By Alex Updike
You may not have heard much about the “Epoch Momentous” movement, but if founder Abel Lujan has anything to say about it, that will not last long. As an emcee himself, Lujan has experienced first-hand the difficulties of branching out and finding recognition in the Coachella Valley, and knows that many other talented performers are struggling in the same way. That is one of the motivations behind Lujan’s Anthology Festival; he has a desire to provide platforms for emerging artists to not only perform on, but thrive on as well. And he does not plan on stopping here. His goal is to take what he is doing musically and move it beyond the confines of the Coachella Valley into Los Angeles and beyond. But all great movements have a starting point. For Lujan, that starting point was Thursday night at Plan B Live Entertainment and Cocktails in Thousand Palms.

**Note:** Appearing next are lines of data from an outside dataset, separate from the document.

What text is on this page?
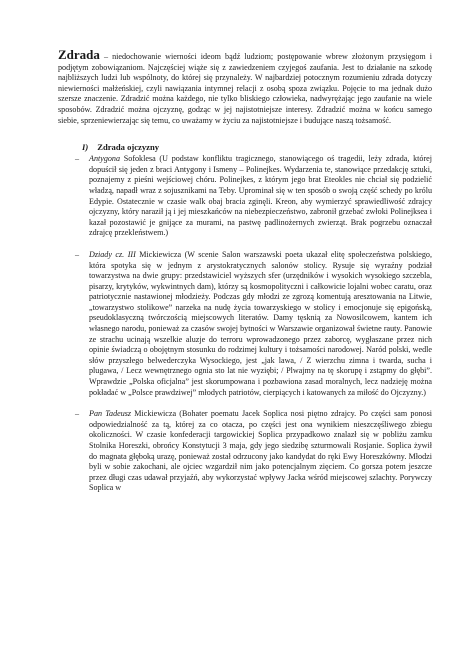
Zdrada – niedochowanie wierności ideom bądź ludziom; postępowanie wbrew złożonym przysięgom i podjętym zobowiązaniom. Najczęściej wiąże się z zawiedzeniem czyjegoś zaufania. Jest to działanie na szkodę najbliższych ludzi lub wspólnoty, do której się przynależy. W najbardziej potocznym rozumieniu zdrada dotyczy niewierności małżeńskiej, czyli nawiązania intymnej relacji z osobą spoza związku. Pojęcie to ma jednak dużo szersze znaczenie. Zdradzić można każdego, nie tylko bliskiego człowieka, nadwyrężając jego zaufanie na wiele sposobów. Zdradzić można ojczyznę, godząc w jej najistotniejsze interesy. Zdradzić można w końcu samego siebie, sprzeniewierzając się temu, co uważamy w życiu za najistotniejsze i budujące naszą tożsamość.

I) Zdrada ojczyzny
– Antygona Sofoklesa (U podstaw konfliktu tragicznego, stanowiącego oś tragedii, leży zdrada, której dopuścił się jeden z braci Antygony i Ismeny – Polinejkes. Wydarzenia te, stanowiące przedakcję sztuki, poznajemy z pieśni wejściowej chóru. Polinejkes, z którym jego brat Eteokles nie chciał się podzielić władzą, napadł wraz z sojusznikami na Teby. Uprominał się w ten sposób o swoją część schedy po królu Edypie. Ostatecznie w czasie walk obaj bracia zginęli. Kreon, aby wymierzyć sprawiedliwość zdrajcy ojczyzny, który naraził ją i jej mieszkańców na niebezpieczeństwo, zabronił grzebać zwłoki Polinejksea i kazał pozostawić je gnijące za murami, na pastwę padlinożernych zwierząt. Brak pogrzebu oznaczał zdrajcę przekleństwem.)
– Dziady cz. III Mickiewicza (W scenie Salon warszawski poeta ukazał elitę społeczeństwa polskiego, która spotyka się w jednym z arystokratycznych salonów stolicy. Rysuje się wyraźny podział towarzystwa na dwie grupy: przedstawiciel wyższych sfer (urzędników i wysokich wysokiego szczebla, pisarzy, krytyków, wykwintnych dam), którzy są kosmopolityczni i całkowicie lojalni wobec caratu, oraz patriotycznie nastawionej młodzieży. Podczas gdy młodzi ze zgrozą komentują aresztowania na Litwie, „towarzystwo stolikowe” narzeka na nudę życia towarzyskiego w stolicy i emocjonuje się epigońską, pseudoklasyczną twórczością miejscowych literatów. Damy tęsknią za Nowosilcowem, kantem ich własnego narodu, ponieważ za czasów swojej bytności w Warszawie organizował świetne rauty. Panowie ze strachu ucinają wszelkie aluzje do terroru wprowadzonego przez zaborcę, wygłaszane przez nich opinie świadczą o obojętnym stosunku do rodzimej kultury i tożsamości narodowej. Naród polski, wedle słów przyszłego belwederczyka Wysockiego, jest „jak lawa, / Z wierzchu zimna i twarda, sucha i plugawa, / Lecz wewnętrznego ognia sto lat nie wyziębi; / Plwajmy na tę skorupę i zstąpmy do głębi”. Wprawdzie „Polska oficjalna” jest skorumpowana i pozbawiona zasad moralnych, lecz nadzieję można pokładać w „Polsce prawdziwej” młodych patriotów, cierpiących i katowanych za miłość do Ojczyzny.)
– Pan Tadeusz Mickiewicza (Bohater poematu Jacek Soplica nosi piętno zdrajcy. Po części sam ponosi odpowiedzialność za tą, której za co otacza, po części jest ona wynikiem nieszczęśliwego zbiegu okoliczności. W czasie konfederacji targowickiej Soplica przypadkowo znalazł się w pobliżu zamku Stolnika Horeszki, obrońcy Konstytucji 3 maja, gdy jego siedzibę szturmowali Rosjanie. Soplica żywił do magnata głęboką urazę, ponieważ został odrzucony jako kandydat do ręki Ewy Horeszkówny. Młodzi byli w sobie zakochani, ale ojciec wzgardził nim jako potencjalnym zięciem. Co gorsza potem jeszcze przez długi czas udawał przyjaźń, aby wykorzystać wpływy Jacka wśród miejscowej szlachty. Porywczy Soplica w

The night started off on a shaky note due to a few sound issues . . . mainly getting it to work. But then again, anyone who has experienced any sort of musical event probably should not be surprised at such a delay. The night eventually kicked off with local band Nuclear Cowboys, comprised of members Marco Thoma (drums/rapper), Mike “Sick Boy,” (lead guitar/lead vocals) and Dave Strauss (bass). Describing themselves as a “punk, country, and rockabilly” type of band, Nuclear Cowboys started off the evening with a mellower punk rock sound and, as any self-respecting punk/country/rockabilly band would undoubtedly do, moved straight into a cover of the Jay-Z classic “99 Problems.” The switch worked well, and the crowd enjoyed Thoma’s rendition as he showed off his ability to simultaneously play the drums and rap. Even though the band plays mostly covers at this point, they were adamant that they are not a cover band. Original pieces are in the works, but as the band has only been together for about a month and half, fans are simply going to have to wait. “We want every show to be a party,” the Cowboys said. And as the lead act of the Anthology Festival, they did an excellent job.

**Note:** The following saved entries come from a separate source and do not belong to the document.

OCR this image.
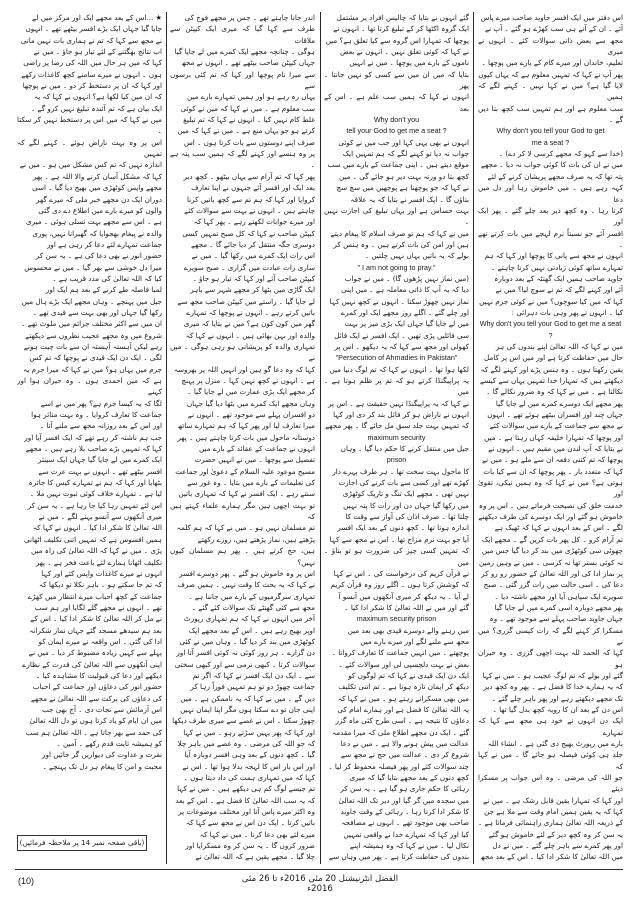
اس دفتر میں ایک افسر جاوید صاحب میرے پاس

آئے ۔ ان کے آتے ہی سب کھڑے ہو گئے ۔ آپ نے

مجھ سے بعض ذاتی سوالات کئے ۔ انہوں نے میری

تعلیم، خاندان اور میرے کام کے بارے میں پوچھا ۔

پھر آپ نے کہا کہ تمہیں معلوم ہے کہ یہاں کیوں

لایا گیا ہے؟ میں نے کہا نہیں ۔ کہنے لگے کہ ہمیں

سب معلوم ہے اور ہم تمہیں سب کچھ بتا دیں گے ۔

Why don't you tell your God to get

me a seat ?

(خدا سے کہو کہ مجھے کرسی لا کر دے) ۔

میں نے ان کی بات کا کوئی جواب نہ دیا ۔ مجھے

پتہ تھا کہ یہ صرف مجھے پریشان کرنے کے لئے

کہہ رہے ہیں ۔ میں خاموش رہا اور دل میں دعا

کرتا رہا ۔ وہ کچھ دیر بعد چلے گئے ۔ پھر ایک اور

افسر آئے جو نسبتاً نرم لہجے میں بات کرتے تھے ۔

انہوں نے مجھ سے پانی کا پوچھا اور کہا کہ ہم

تمہارے ساتھ کوئی زیادتی نہیں کرنا چاہتے ۔

جاوید صاحب ہمیں ایک گھنٹہ کے بعد دوبارہ

آئے اور کہنے لگے کہ تم نے سوچ لیا؟ میں نے

کہا کہ میں کیا سوچوں؟ میں نے کوئی جرم نہیں

کیا ۔ انہوں نے پھر وہی بات دہرائی :

Why don't you tell your God to get me a seat ?

میں نے کہا کہ اللہ تعالیٰ اپنے بندوں کی ہر

حال میں حفاظت کرتا ہے اور میں اس پر کامل

یقین رکھتا ہوں ۔ وہ ہنس پڑے اور کہنے لگے کہ

دیکھتے ہیں کہ تمہارا خدا تمہیں یہاں سے کیسے

نکالتا ہے ۔ میں نے کہا کہ وہ ضرور نکالے گا ۔

پھر مجھے ایک دوسرے کمرے میں لے جایا گیا

جہاں چند اور افسران بیٹھے ہوئے تھے ۔ انہوں

نے مجھ سے جماعت کے بارے میں سوالات کئے

اور پوچھا کہ تمہارا خلیفہ کہاں رہتا ہے ۔ میں

نے بتایا کہ آپ لندن میں مقیم ہیں ۔ انہوں نے

پوچھا کہ تم کتنی دفعہ ان سے ملے ہو ۔ میں نے

کہا کہ متعدد بار ۔ پھر پوچھا کہ ان سے کیا بات

ہوتی ہے؟ میں نے کہا کہ وہ ہمیں نیکی، تقویٰ اور

خدمت خلق کی نصیحت فرماتے ہیں ۔ اس پر وہ

خاموش ہو گئے اور ایک دوسرے کی طرف دیکھنے

لگے ۔ اس کے بعد انہوں نے کہا کہ ٹھیک ہے

تم آرام کرو ۔ کل پھر بات کریں گے ۔ مجھے ایک

چھوٹی سی کوٹھڑی میں بند کر دیا گیا جس میں

نہ کوئی بستر تھا نہ کرسی ۔ میں نے وہیں زمین

پر نماز ادا کی اور اللہ تعالیٰ کے حضور رو رو کر

دعا کی ۔ اسی حالت میں رات گزر گئی ۔ صبح

سویرے ایک سپاہی آیا اور مجھے ناشتہ دیا ۔

پھر مجھے دوبارہ اسی کمرے میں لے جایا گیا

جہاں جاوید صاحب پہلے سے موجود تھے ۔ وہ

مسکرا کر کہنے لگے کہ رات کیسی گزری؟ میں نے

کہا کہ الحمد للہ بہت اچھی گزری ۔ وہ حیران ہو

گئے اور بولے کہ تم لوگ عجیب ہو ۔ میں نے کہا

کہ یہ ہمارے خدا کا فضل ہے ۔ پھر وہ کچھ دیر

تک مجھے دیکھتے رہے اور پھر باہر چلے گئے ۔

اس دن کے بعد ان کا رویہ کچھ بدل گیا تھا ۔

ایک دن انہوں نے خود ہی مجھ سے کہا کہ تمہارے

بارے میں رپورٹ بھیج دی گئی ہے ۔ انشاء اللہ

جلد ہی کوئی فیصلہ ہو جائے گا ۔ میں نے کہا کہ

جو اللہ کی مرضی ۔ وہ اس جواب پر مسکرا دیئے

اور کہا کہ تمہارا یقین قابل رشک ہے ۔ میں نے

کہا کہ یہ یقین ہمیں امام وقت سے ملا ہے جن

کے ذریعہ اللہ تعالیٰ ہماری راہنمائی فرماتا ہے ۔

یہ سن کر وہ کچھ دیر کے لئے خاموش ہو گئے

اور پھر کمرے سے باہر چلے گئے ۔ میں نے دل

میں اللہ تعالیٰ کا شکر ادا کیا ۔ اس کے بعد مجھ

گئے انہوں نے بتایا کہ چالیس افراد پر مشتمل

ایک گروہ اکٹھا کر کے تبلیغ کرتا تھا ۔ انہوں نے

پوچھا کہ تمہارا اس گروہ سے کیا تعلق ہے؟ میں

نے کہا کہ کوئی تعلق نہیں ۔ انہوں نے بعض

ناموں کے بارے میں پوچھا ۔ میں نے انہیں

بتایا کہ میں ان میں سے کسی کو نہیں جانتا ۔ پھر

انہوں نے کہا کہ ہمیں سب علم ہے ۔ اس کے بعد

Why don't you

tell your God to get me a seat ?

انہوں نے بھی یہی کہا اور جب میں نے کوئی

جواب نہ دیا تو کہنے لگے کہ ہم تمہیں ایک

موقع دیتے ہیں ۔ اپنی جماعت کے بارے میں سب

کچھ بتا دو ورنہ بہت دیر ہو جائے گی ۔ میں

نے کہا کہ جو پوچھنا ہے پوچھیں میں سچ سچ

بتاؤں گا ۔ ایک افسر نے بتایا کہ یہ علاقہ

بہت حساس ہے اور یہاں تبلیغ کی اجازت نہیں ۔

میں نے کہا کہ ہم تو صرف اسلام کا پیغام دیتے

ہیں اور امن کی بات کرتے ہیں ۔ وہ ہنس کر

بولے کہ یہ باتیں یہاں نہیں چلتیں ۔

" I am not going to pray."

(میں نماز نہیں پڑھوں گا) ۔ میں نے جواب

دیا کہ یہ آپ کا ذاتی معاملہ ہے ۔ میں اپنی

نماز نہیں چھوڑ سکتا ۔ انہوں نے کچھ نہیں کہا

اور چلے گئے ۔ اگلے روز مجھے ایک اور کمرے

میں لے جایا گیا جہاں ایک بڑی میز پر بہت

سی فائلیں پڑی تھیں ۔ ایک افسر نے ایک فائل

کھولی اور مجھ سے کہا کہ یہ دیکھو ۔ اس پر

"Persecution of Ahmadies in Pakistan"

لکھا ہوا تھا ۔ انہوں نے کہا کہ تم لوگ دنیا میں

یہ پراپیگنڈا کرتے ہو کہ تم پر ظلم ہوتا ہے ۔ میں

نے کہا کہ یہ پراپیگنڈا نہیں حقیقت ہے ۔ اس پر

انہوں نے ناراض ہو کر فائل بند کر دی اور کہا

کہ تمہیں بہت جلد سبق مل جائے گا ۔ پھر مجھے

maximum security

جیل میں منتقل کرنے کا حکم دیا گیا ۔ وہاں

prison

کا ماحول بہت سخت تھا ۔ ہر طرف پہرے دار

کھڑے تھے اور کسی سے بات کرنے کی اجازت

نہیں تھی ۔ مجھے ایک تنگ و تاریک کوٹھڑی

میں رکھا گیا جہاں دن اور رات کا پتہ نہیں

چلتا تھا ۔ صرف اذان کی آواز سے وقت کا

اندازہ ہوتا تھا ۔ کچھ دنوں کے بعد ایک افسر

آیا جو بہت نرم مزاج تھا ۔ اس نے مجھ سے کہا

کہ تمہیں کسی چیز کی ضرورت ہو تو بتاؤ ۔ میں

نے قرآن کریم کی درخواست کی ۔ اس نے کہا

کہ کوشش کرتا ہوں ۔ اگلے روز وہ قرآن کریم

لے آیا ۔ یہ دیکھ کر میری آنکھوں میں آنسو آ

گئے اور میں نے اللہ تعالیٰ کا شکر ادا کیا ۔

maximum security prison

میں رہنے والے دوسرے قیدی بھی بعد میں

مجھ سے ملنے لگے اور میرے بارے میں

پوچھتے ۔ میں انہیں جماعت کا تعارف کرواتا ۔

بعض نے بہت دلچسپی لی اور سوالات کئے ۔

ایک دن ایک قیدی نے کہا کہ تم لوگوں کو

دیکھ کر ایمان تازہ ہوتا ہے ۔ تم اتنی تکلیف

میں بھی مسکراتے رہتے ہو ۔ میں نے کہا کہ

یہ اللہ تعالیٰ کا فضل ہے اور ہمارے امام کی

دعاؤں کا نتیجہ ہے ۔ اسی طرح کئی ماہ گزر

گئے ۔ ایک دن مجھے اطلاع ملی کہ میرا مقدمہ

عدالت میں پیش ہونے والا ہے ۔ میں نے دعا

شروع کر دی ۔ عدالت میں جج نے مجھ سے

چند سوالات کئے اور پھر فیصلہ محفوظ کر لیا ۔

کچھ دنوں کے بعد مجھے بتایا گیا کہ میری

رہائی کا حکم جاری ہو گیا ہے ۔ یہ سن کر

میں سجدہ میں گر گیا اور دیر تک اللہ تعالیٰ

کا شکر ادا کرتا رہا ۔ رہائی کے وقت جاوید

صاحب بھی موجود تھے ۔ انہوں نے مصافحہ

کیا اور کہا کہ تمہارے خدا نے واقعی تمہیں

نکال لیا ۔ میں نے کہا کہ وہ ہمیشہ اپنے

بندوں کی حفاظت کرتا ہے ۔ پھر میں وہاں سے

اندر جانا چاہتے تھے ۔ جس پر مجھے فوج کی

طرف سے کہا گیا کہ میری ایک کیپٹن سے ملاقات

ہوگی ۔ چنانچہ مجھے ایک کمرے میں لے جایا گیا

جہاں کیپٹن صاحب بیٹھے تھے ۔ انہوں نے مجھ

سے میرا نام پوچھا اور کہا کہ تم کئی برسوں سے

یہاں رہ رہے ہو اور ہمیں تمہارے بارے میں

سب معلوم ہے ۔ میں نے کہا کہ میں نے کوئی

غلط کام نہیں کیا ۔ انہوں نے کہا کہ تم تبلیغ

کرتے ہو جو یہاں منع ہے ۔ میں نے کہا کہ میں

صرف اپنے دوستوں سے بات کرتا ہوں ۔ اس

پر وہ ہنسے اور کہنے لگے کہ ہمیں سب پتہ ہے ۔

پھر کہا کہ تم آرام سے یہاں بیٹھو ۔ کچھ دیر

بعد ایک اور افسر آئے جنہوں نے اپنا تعارف

کروایا اور کہا کہ ہم تم سے کچھ باتیں کرنا

چاہتے ہیں ۔ انہوں نے بہت سے سوالات کئے

اور میرے جوابات لکھتے رہے ۔ پھر کہا کہ

کیپٹن صاحب نے کہا کہ کل صبح تمہیں کسی

دوسری جگہ منتقل کر دیا جائے گا ۔ مجھے

اس رات ایک کمرے میں رکھا گیا ۔ میں نے

ساری رات عبادت میں گزاری ۔ صبح سویرے

کیپٹن صاحب آئے اور کہا کہ تیار ہو جاؤ ۔

ایک گاڑی میں بٹھا کر مجھے شہر سے باہر

لے جایا گیا ۔ راستے میں کیپٹن صاحب مجھ سے

باتیں کرتے رہے ۔ انہوں نے پوچھا کہ تمہارے

گھر میں کون کون ہے؟ میں نے بتایا کہ میری

والدہ اور بہن بھائی ہیں ۔ انہوں نے کہا کہ

تمہاری والدہ کو پریشانی ہو رہی ہوگی ۔ میں نے

کہا کہ وہ دعا گو ہیں اور انہیں اللہ پر بھروسہ

ہے ۔ انہوں نے کچھ نہیں کہا ۔ منزل پر پہنچ

کر مجھے ایک بڑی عمارت میں لے جایا گیا ۔

وہاں مجھے ایک کمرے میں بٹھا دیا گیا جہاں

دو افسران پہلے سے موجود تھے ۔ انہوں نے

میرا تعارف لیا اور پھر کہا کہ ہم تمہارے ساتھ

دوستانہ ماحول میں بات کرنا چاہتے ہیں ۔ پھر

انہوں نے جماعت کے عقائد کے بارے میں

تفصیل سے پوچھا ۔ میں نے انہیں حضرت

مسیح موعود علیہ السلام کے دعویٰ اور جماعت

کی تعلیمات کے بارے میں بتایا ۔ وہ غور سے

سنتے رہے ۔ ایک افسر نے کہا کہ تمہاری باتیں

تو بہت اچھی ہیں مگر ہمارے علماء کہتے ہیں کہ

تم مسلمان نہیں ہو ۔ میں نے کہا کہ ہم کلمہ

پڑھتے ہیں، نماز پڑھتے ہیں، روزے رکھتے

ہیں، حج کرتے ہیں ۔ پھر ہم مسلمان کیوں نہیں؟

اس پر وہ خاموش ہو گئے ۔ پھر دوسرے افسر

نے کہا کہ یہ بحث کا وقت نہیں ۔ ہمیں صرف

تمہاری سرگرمیوں کے بارے میں جاننا ہے ۔

مجھ سے کئی گھنٹے تک سوالات کئے گئے ۔

آخر میں انہوں نے کہا کہ ہم تمہاری رپورٹ

اوپر بھیج رہے ہیں ۔ اس کے بعد مجھے ایک

کوٹھڑی میں بند کر دیا گیا ۔ وہاں میں نے کئی

دن گزارے ۔ ہر روز کوئی نہ کوئی افسر آتا اور

سوالات کرتا ۔ کبھی نرمی سے اور کبھی سختی

سے ۔ ایک دن ایک افسر نے کہا کہ اگر تم

جماعت چھوڑ دو تو ہم تمہیں فوراً رہا کر

دیں گے ۔ میں نے کہا کہ یہ ناممکن ہے ۔ میں

اپنی جان تو دے سکتا ہوں مگر اپنا ایمان نہیں

چھوڑ سکتا ۔ اس نے غصے سے میری طرف دیکھا

اور کہا کہ پھر یہیں سڑتے رہو ۔ میں نے کہا

کہ جو اللہ کی مرضی ۔ وہ غصے میں باہر چلا

گیا ۔ کچھ دنوں کے بعد وہی افسر دوبارہ آیا

اور اس بار اس کا لہجہ بدلا ہوا تھا ۔ اس نے

کہا کہ میں تمہاری ہمت کی داد دیتا ہوں ۔

تم جیسے لوگ کم ہی دیکھے ہیں ۔ میں نے کہا

کہ یہ سب اللہ تعالیٰ کا فضل ہے ۔ اس کے بعد

وہ اکثر میرے پاس آتا اور مختلف موضوعات پر

باتیں کرتا ۔ ایک دن اس نے مجھ سے کہا کہ

میرے لئے بھی دعا کرنا ۔ میں نے کہا کہ

ضرور کروں گا ۔ یہ سن کر وہ مسکرایا اور

چلا گیا ۔ مجھے یقین ہے کہ اللہ تعالیٰ نے

★ ...اس کے بعد مجھے ایک اور مرکز میں لے

جایا گیا جہاں ایک بڑے افسر بیٹھے تھے ۔ انہوں

نے مجھ سے کہا کہ تم نے ہماری بات نہیں مانی

اب نتائج بھگتنے کے لئے تیار ہو جاؤ ۔ میں نے

کہا کہ میں ہر حال میں اللہ کی رضا پر راضی

ہوں ۔ انہوں نے میرے سامنے کچھ کاغذات رکھے

اور کہا کہ ان پر دستخط کر دو ۔ میں نے پوچھا

کہ ان میں کیا لکھا ہے؟ انہوں نے کہا کہ یہ

ایک بیان ہے کہ تم آئندہ تبلیغ نہیں کرو گے ۔

میں نے کہا کہ میں اس پر دستخط نہیں کر سکتا ۔

اس پر وہ بہت ناراض ہوئے ۔ کہنے لگے کہ تمہیں

اندازہ نہیں کہ تم کس مشکل میں ہو ۔ میں نے

کہا کہ مشکل آسان کرنے والا اللہ ہے ۔ پھر

مجھے واپس کوٹھڑی میں بھیج دیا گیا ۔ اسی

دوران ایک دن مجھے خبر ملی کہ میرے گھر

والوں کو میرے بارے میں اطلاع دے دی گئی

ہے ۔ اس سے مجھے بہت تسلی ہوئی ۔ میری

والدہ نے پیغام بھجوایا کہ گھبرانا نہیں، پوری

جماعت تمہارے لئے دعا کر رہی ہے اور

حضور انور نے بھی دعا کی ہے ۔ یہ سن کر

میرا دل خوشی سے بھر گیا ۔ میں نے محسوس

کیا کہ اللہ تعالیٰ کی مدد قریب ہے ۔

لمبا فاصلہ طے کرنے کے بعد ہم ایک اور

جیل میں پہنچے ۔ وہاں مجھے ایک بڑے ہال میں

رکھا گیا جہاں اور بھی بہت سے قیدی تھے ۔

ان میں سے اکثر مختلف جرائم میں ملوث تھے ۔

شروع میں وہ مجھے عجیب نظروں سے دیکھتے

رہے لیکن آہستہ آہستہ ان سے بات چیت ہونے

لگی ۔ ایک دن ایک قیدی نے پوچھا کہ تم کس

جرم میں یہاں ہو؟ میں نے کہا کہ میرا جرم یہ

ہے کہ میں احمدی ہوں ۔ وہ حیران ہوا اور کہنے

لگا کہ یہ کیسا جرم ہے؟ پھر میں نے اسے

جماعت کا تعارف کروایا ۔ وہ بہت متاثر ہوا

اور اس کے بعد روزانہ مجھ سے ملنے آتا ۔

جب ہم ناشتہ کر رہے تھے کہ ایک افسر آیا اور

کہا کہ تمہیں بڑے صاحب بلا رہے ہیں ۔ مجھے

ایک کمرے میں لے جایا گیا جہاں ایک سینئر

افسر بیٹھے تھے ۔ انہوں نے بہت عزت سے

بٹھایا اور کہا کہ ہم نے تمہارے کیس کا جائزہ

لیا ہے ۔ تمہارے خلاف کوئی ثبوت نہیں ملا ۔

اس لئے تمہیں رہا کیا جا رہا ہے ۔ یہ سن کر

میری آنکھوں سے آنسو بہنے لگے ۔ میں نے

اللہ تعالیٰ کا شکر ادا کیا ۔ انہوں نے کہا کہ

ہمیں افسوس ہے کہ تمہیں اتنی تکلیف اٹھانی

پڑی ۔ میں نے کہا کہ اللہ تعالیٰ کی راہ میں

تکلیف اٹھانا ہمارے لئے باعث فخر ہے ۔ پھر

انہوں نے میرے کاغذات واپس کئے اور کہا

کہ تم جا سکتے ہو ۔ باہر نکلا تو دیکھا کہ

جماعت کے کچھ احباب میرے انتظار میں کھڑے

تھے ۔ انہوں نے مجھے گلے لگایا اور ہم سب

نے مل کر اللہ تعالیٰ کا شکر ادا کیا ۔ اس کے

بعد ہم سیدھے مسجد گئے جہاں نماز شکرانہ

ادا کی گئی ۔ اس واقعہ نے میرے ایمان کو

پہلے سے کہیں زیادہ مضبوط کر دیا ۔ میں نے

اپنی آنکھوں سے اللہ تعالیٰ کی قدرت کے نظارے

دیکھے اور دعا کی قبولیت کا مشاہدہ کیا ۔

حضور انور کی دعاؤں اور جماعت کے احباب

کی دعاؤں کی برکت سے اللہ تعالیٰ نے مجھے

اس آزمائش سے نجات دی ۔ آج بھی جب

میں ان ایام کو یاد کرتا ہوں تو دل اللہ تعالیٰ

کی حمد سے بھر جاتا ہے ۔ اللہ تعالیٰ ہم سب

کو ہمیشہ ثابت قدم رکھے ۔ آمین ۔

نفرت و عداوت کی دیواریں گر جائیں اور

محبت و امن کا پیغام ہر دل تک پہنچے ۔

(باقی صفحہ نمبر 14 پر ملاحظہ فرمائیں)
(10)	الفضل انٹرنیشنل 20 مئی 2016ء تا 26 مئی 2016ء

Following the Nuclear Cowboys was the undoubted highlight of the evening, singer and Open Call at the McCallum winner, Brianna Finnell. Finnell sang three songs which beautifully exhibited her range and vocal ability. She started her set off with the Journey classic “Don’t Stop Believing,” then moved into “Sabor a mi,” a beautiful piece sung in Spanish. She finished her night with the theatrical number “Glitter and be Gay,” a high-energy, entertaining piece which allowed Finnell to show off her ability to hit the high notes. Finnell, who recently performed in Les Miserables at the McCallum Theater and sings at Oscars and the Hyatt Hotel in Palm Springs, is heading to UC Irvine this summer on a full-ride vocal scholarship. After hearing her sing, nobody should doubt why. Finnell exhibited a smooth and classical voice which made listening to her both relaxing and a pure joy.
Following Finnell was a lineup of mostly local rap artists. While many were talented, one that stood out was freestyle artist Solus Lupus, who highlighted his set by freestyling about a beer someone had left on stage and then, consequently, chugging it. The rapper, who goes by Solus Lupus because it is Latin for “lone wolf,” believes he is one of a dying breed, as he raps about the profit of knowledge and experience rather than the profit of money or women. His lyrics prove this. Surrounded by a line-up of talented, yet often times stereotypical lyricists, Solus Lupus showed depth and heart in his music, made all the more impressive by the fact that it was all coming straight off the top of his head.
Overall the night was an enjoyable experience. Rap groups Kaus & Efect, Lost Age Gang, and Action Pack Music, along with solo rappers Insane Rhetoric and Scoonz, as well as musical acts Porsia Camille and Razor J all performed. “We want to inspire people to make the most of their God-given talents,” Lujan said, and “we want to make people happy.” Congratulations Mr. Lujan, you did just that.